Exception to net neutrality

 While batting for the right to an open Internet, however, TRAI has been careful to allow some
exceptions that allow companies to discriminate between content if it helps them regulate the flow of
traffic or offer “specialised services”.
 TRAI has been open to adopting a nuanced view that differentiates between various forms of content
instead of imposing a blanket ban on all forms of price differentiation.

Way forward

 While TRAI’s new guidelines will help the cause of building the Internet as a public platform with open
access to all, the concerns of service providers should not be dismissed altogether.

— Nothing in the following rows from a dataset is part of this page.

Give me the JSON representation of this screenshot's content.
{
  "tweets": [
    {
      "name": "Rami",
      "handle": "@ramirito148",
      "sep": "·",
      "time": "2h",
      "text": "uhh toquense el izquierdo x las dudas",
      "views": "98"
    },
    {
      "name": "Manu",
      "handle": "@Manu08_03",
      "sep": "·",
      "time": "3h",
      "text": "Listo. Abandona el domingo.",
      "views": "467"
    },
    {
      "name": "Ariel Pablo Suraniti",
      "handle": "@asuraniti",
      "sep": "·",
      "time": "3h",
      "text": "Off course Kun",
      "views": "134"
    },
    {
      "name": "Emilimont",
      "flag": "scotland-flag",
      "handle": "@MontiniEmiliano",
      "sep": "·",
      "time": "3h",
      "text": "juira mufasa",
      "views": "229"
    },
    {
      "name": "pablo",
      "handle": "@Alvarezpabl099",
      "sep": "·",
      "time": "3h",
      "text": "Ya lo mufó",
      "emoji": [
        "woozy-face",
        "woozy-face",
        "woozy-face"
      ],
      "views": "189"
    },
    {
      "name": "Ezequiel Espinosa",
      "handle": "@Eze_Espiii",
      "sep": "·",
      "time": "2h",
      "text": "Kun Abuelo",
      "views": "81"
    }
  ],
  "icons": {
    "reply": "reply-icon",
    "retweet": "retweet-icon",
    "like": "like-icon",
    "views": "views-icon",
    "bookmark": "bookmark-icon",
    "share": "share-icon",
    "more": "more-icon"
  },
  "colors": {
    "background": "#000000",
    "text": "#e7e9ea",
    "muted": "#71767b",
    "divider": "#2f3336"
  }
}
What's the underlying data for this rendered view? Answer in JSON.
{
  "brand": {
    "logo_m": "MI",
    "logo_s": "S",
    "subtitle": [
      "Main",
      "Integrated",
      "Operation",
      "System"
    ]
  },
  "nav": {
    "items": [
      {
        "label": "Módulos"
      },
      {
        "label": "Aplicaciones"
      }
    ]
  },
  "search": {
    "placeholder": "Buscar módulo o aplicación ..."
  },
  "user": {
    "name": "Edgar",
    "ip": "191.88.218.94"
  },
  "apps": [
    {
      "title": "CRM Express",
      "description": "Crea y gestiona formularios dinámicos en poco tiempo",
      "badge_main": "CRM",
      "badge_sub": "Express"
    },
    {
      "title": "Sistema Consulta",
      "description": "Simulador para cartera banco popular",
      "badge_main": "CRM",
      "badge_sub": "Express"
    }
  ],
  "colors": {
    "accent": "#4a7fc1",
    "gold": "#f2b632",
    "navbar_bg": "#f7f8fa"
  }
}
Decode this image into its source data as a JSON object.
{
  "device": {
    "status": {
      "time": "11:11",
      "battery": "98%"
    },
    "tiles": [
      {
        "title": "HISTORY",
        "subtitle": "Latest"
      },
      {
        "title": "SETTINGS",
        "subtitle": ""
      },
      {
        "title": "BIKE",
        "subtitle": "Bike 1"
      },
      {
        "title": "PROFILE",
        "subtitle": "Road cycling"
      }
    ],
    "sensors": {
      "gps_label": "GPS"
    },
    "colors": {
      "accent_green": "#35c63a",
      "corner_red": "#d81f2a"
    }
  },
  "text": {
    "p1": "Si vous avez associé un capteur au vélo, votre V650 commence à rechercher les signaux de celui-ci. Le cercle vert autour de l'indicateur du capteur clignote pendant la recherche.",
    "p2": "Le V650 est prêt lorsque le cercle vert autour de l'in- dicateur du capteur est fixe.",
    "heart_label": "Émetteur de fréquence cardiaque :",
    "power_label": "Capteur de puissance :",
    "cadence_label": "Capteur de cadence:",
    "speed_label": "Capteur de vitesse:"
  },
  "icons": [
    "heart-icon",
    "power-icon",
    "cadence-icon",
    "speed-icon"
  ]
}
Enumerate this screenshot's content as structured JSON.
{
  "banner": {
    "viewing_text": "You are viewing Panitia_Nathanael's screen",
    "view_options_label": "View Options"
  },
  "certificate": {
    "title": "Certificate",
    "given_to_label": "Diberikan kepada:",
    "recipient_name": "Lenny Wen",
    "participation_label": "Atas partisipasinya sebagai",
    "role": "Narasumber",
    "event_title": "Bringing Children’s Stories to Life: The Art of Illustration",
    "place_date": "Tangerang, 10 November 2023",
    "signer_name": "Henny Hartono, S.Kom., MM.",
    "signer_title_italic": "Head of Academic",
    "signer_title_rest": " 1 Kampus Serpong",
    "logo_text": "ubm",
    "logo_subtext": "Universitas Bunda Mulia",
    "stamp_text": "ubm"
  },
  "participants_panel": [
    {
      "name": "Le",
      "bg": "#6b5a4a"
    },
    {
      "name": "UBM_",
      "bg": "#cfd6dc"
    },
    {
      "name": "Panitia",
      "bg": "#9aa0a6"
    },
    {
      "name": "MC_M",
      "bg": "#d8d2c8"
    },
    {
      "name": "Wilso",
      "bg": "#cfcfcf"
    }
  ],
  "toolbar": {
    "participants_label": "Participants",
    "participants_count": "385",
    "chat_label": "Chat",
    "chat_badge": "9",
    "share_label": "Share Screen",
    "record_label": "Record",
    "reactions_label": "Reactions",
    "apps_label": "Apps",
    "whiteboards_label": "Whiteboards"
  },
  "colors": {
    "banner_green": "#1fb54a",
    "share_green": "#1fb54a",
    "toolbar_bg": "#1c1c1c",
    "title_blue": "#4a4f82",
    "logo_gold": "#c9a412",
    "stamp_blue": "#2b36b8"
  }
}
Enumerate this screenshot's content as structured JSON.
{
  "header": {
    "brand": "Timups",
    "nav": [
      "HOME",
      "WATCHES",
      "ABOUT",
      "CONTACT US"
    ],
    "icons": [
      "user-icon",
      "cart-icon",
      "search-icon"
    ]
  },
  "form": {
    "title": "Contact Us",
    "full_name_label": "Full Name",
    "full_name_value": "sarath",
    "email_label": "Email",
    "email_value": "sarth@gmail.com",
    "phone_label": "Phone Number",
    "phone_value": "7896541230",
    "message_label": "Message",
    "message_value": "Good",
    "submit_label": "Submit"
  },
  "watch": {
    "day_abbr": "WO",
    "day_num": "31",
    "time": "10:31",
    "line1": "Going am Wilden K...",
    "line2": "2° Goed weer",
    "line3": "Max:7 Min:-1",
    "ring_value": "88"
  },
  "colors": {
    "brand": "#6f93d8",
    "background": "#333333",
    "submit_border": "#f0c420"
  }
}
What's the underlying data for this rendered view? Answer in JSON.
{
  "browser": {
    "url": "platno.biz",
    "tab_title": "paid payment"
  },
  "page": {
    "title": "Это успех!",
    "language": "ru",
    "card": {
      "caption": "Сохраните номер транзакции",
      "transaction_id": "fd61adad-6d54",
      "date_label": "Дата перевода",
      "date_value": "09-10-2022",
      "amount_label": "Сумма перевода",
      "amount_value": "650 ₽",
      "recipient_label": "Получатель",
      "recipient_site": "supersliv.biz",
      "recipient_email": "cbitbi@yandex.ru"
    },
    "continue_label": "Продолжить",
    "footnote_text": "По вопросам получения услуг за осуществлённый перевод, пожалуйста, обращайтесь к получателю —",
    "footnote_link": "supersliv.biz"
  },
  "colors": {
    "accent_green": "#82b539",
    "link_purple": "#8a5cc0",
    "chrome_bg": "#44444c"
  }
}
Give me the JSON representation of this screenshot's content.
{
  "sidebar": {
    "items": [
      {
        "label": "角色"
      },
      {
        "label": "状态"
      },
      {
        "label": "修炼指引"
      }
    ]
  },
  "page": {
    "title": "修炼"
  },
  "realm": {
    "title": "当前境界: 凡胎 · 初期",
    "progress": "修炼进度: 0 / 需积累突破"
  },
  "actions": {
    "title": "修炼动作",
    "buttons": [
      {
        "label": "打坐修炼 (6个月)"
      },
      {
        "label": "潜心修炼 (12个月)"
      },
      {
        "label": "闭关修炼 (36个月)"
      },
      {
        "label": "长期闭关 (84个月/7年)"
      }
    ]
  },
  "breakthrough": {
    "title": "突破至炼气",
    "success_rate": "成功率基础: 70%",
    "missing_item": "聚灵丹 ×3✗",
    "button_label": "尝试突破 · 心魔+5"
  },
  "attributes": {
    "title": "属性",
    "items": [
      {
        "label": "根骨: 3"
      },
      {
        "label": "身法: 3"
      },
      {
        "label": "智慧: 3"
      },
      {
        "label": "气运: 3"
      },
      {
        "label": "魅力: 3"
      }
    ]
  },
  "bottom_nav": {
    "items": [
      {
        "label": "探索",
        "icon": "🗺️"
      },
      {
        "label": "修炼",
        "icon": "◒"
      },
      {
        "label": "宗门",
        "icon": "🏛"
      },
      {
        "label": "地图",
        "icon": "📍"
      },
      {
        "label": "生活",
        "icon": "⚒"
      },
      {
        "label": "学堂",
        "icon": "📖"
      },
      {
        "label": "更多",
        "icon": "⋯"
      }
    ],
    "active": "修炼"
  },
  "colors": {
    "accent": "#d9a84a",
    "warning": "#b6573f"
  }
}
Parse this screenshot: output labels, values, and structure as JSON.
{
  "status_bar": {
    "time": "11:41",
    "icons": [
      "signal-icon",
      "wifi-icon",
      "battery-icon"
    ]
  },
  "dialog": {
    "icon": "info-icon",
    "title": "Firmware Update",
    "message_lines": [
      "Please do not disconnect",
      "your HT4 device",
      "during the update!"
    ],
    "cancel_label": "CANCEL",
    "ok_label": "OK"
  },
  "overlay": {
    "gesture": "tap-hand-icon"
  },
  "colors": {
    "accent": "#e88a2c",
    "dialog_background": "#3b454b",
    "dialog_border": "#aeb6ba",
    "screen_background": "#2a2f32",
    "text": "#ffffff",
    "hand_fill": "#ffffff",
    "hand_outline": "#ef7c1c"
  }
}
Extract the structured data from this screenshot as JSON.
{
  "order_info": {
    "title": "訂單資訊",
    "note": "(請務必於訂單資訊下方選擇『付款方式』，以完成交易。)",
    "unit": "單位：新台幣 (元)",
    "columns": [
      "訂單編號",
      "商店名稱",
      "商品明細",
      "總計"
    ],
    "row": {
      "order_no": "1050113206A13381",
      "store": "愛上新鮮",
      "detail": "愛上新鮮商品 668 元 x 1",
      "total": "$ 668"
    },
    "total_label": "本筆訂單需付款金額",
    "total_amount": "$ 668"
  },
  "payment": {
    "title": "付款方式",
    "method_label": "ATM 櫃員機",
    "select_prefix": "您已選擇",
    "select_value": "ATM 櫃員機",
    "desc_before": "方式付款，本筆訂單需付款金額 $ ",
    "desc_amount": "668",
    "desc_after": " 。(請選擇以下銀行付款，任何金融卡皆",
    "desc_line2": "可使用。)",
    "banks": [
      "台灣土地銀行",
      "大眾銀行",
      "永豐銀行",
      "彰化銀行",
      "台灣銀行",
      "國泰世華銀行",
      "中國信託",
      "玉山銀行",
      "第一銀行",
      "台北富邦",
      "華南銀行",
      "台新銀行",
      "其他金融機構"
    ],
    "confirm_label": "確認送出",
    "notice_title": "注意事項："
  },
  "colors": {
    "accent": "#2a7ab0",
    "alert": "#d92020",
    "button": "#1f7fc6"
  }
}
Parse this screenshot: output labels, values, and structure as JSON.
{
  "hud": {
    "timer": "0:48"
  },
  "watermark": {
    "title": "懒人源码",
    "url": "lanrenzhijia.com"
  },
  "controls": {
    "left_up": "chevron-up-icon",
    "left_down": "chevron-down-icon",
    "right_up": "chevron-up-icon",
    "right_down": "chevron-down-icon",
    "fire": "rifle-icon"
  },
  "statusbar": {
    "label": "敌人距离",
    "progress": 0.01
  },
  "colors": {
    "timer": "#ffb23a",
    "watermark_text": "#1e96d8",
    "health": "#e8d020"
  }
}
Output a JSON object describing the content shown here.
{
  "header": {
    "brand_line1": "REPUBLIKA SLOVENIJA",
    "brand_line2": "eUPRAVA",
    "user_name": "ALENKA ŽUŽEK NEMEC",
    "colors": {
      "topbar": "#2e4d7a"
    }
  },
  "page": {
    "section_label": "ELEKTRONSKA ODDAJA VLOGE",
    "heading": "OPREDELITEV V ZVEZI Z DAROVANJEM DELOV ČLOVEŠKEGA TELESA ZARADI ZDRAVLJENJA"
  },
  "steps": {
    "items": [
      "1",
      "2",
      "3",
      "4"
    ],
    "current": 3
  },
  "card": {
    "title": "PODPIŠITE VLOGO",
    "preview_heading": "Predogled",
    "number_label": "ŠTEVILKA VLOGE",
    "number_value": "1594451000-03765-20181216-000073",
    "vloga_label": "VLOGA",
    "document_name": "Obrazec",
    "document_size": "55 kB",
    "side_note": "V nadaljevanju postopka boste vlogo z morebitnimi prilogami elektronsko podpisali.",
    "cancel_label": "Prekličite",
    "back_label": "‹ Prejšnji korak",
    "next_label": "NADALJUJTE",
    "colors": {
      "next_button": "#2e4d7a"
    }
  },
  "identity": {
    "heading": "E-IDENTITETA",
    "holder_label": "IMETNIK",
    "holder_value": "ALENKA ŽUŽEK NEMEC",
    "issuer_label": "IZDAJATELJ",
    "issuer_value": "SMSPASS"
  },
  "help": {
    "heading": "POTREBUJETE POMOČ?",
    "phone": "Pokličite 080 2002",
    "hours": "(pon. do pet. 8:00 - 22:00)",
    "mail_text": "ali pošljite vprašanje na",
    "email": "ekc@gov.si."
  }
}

The Internet has
spread all over the world, so widely that many believe it is now an essential good. But the
infrastructure that serves as the backbone of the Internet has not come without huge investments by
private service providers. So their interest must kept in mind as well along with welfare of the public.
 TRAI has left it, with important caveats, to the government to decide on services that count as
“specialised” and deserve exceptional treatment by regulators. To this end, a proper mechanism needs
to be instituted to make sure that the exceptions are not used as loopholes by the big Internet players.
 Policymakers will also need to think hard about creating an appropriate legal framework to prevent
the capture of regulation by special interests.


The enjoyment of Net neutrality will require constant, hard work — no victories are permanent. But for a
moment we can pause to celebrate how TRAI’s recommendations on Net neutrality provide hope that
modern technologies can refresh constitutional doctrine and also deepen participatory democracy.